Practical Take Home Points

  1. Benzodiazepines and Z-drugs have increased their market share and penetrance into the patient population. Though these drugs are typically presumed to be benign, a clear association with untoward events has been discovered and should be taken into consideration when prescribing these drugs.
  2. Though the underlying association may in fact be due to comorbidity factors, individuals with the highest rates of medical and psychiatric disease are the greatest consumers of these drugs. Extreme caution should be utilized when deciding to prescribe in this vulnerable cohort.

Future Directions

It is important that this study, along with previous smaller studies, be considered when assessing the potential risk/benefit ratio of a benzodiazepine/Z-drug prescription. These studies CAN NOT state with certainty that the greater mortality is due to the exposure to hypnotics/anxiolytics alone. That being said, these findings of association are concerning, especially given the dose-response association. Continued vigilant post-marketing surveillance, reporting of untoward events, and a large prospective cohort study are required to determine if we are harming individuals by prescribing these drugs.

Image credit


William Paolo, MD

William Paolo, MD

Residency Program Director
Assistant Professor of Emergency Medicine
SUNY-Upstate Medical Center
  • Jon Smart

    Great article and helpful anlysis!
    With the information about zolpidem in mind, should it still be prescribed to the patient in the vignette at the beginning? Or would an alternative to control her anxiety in general (like an SSRI, buspirone, or buproprion) be a better choice?

  • William Paolo

    Thank you.

    I think that benzos and their derivatives are minimally helpful for acute anxiety particularly exacerbations with discernible underling psychosocial stressors.

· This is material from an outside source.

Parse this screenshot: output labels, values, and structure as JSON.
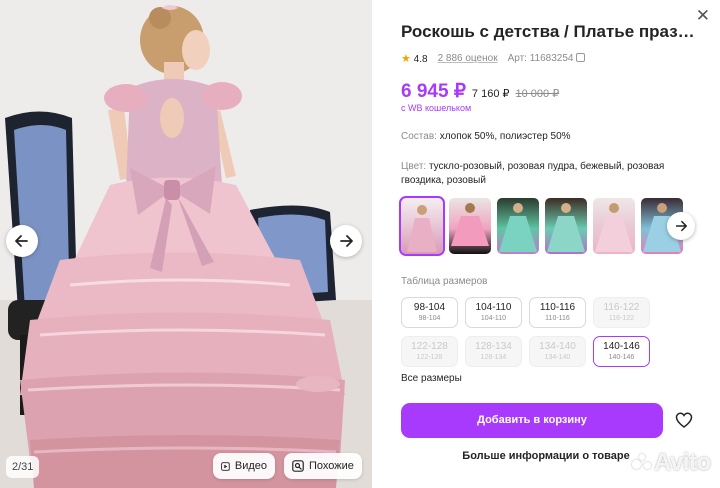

There is little to no evidence that they aid chronic long term anxiety and, much as the opiates in chronic pain, may exacerbate the underlying condition (not to mention the untoward effects discussed here) without demonstrable benefit.

    I would prefer ideally to treat in conjunction with outpatient psychiatrists/therapists who treat the root cause of the anxiety rather than placing psychological band aids in the form of benzos. Any of the medications you mentioned are efficacious but as an EM physician I am reluctant to begin therapy without the assurance of close outpatient follow-up.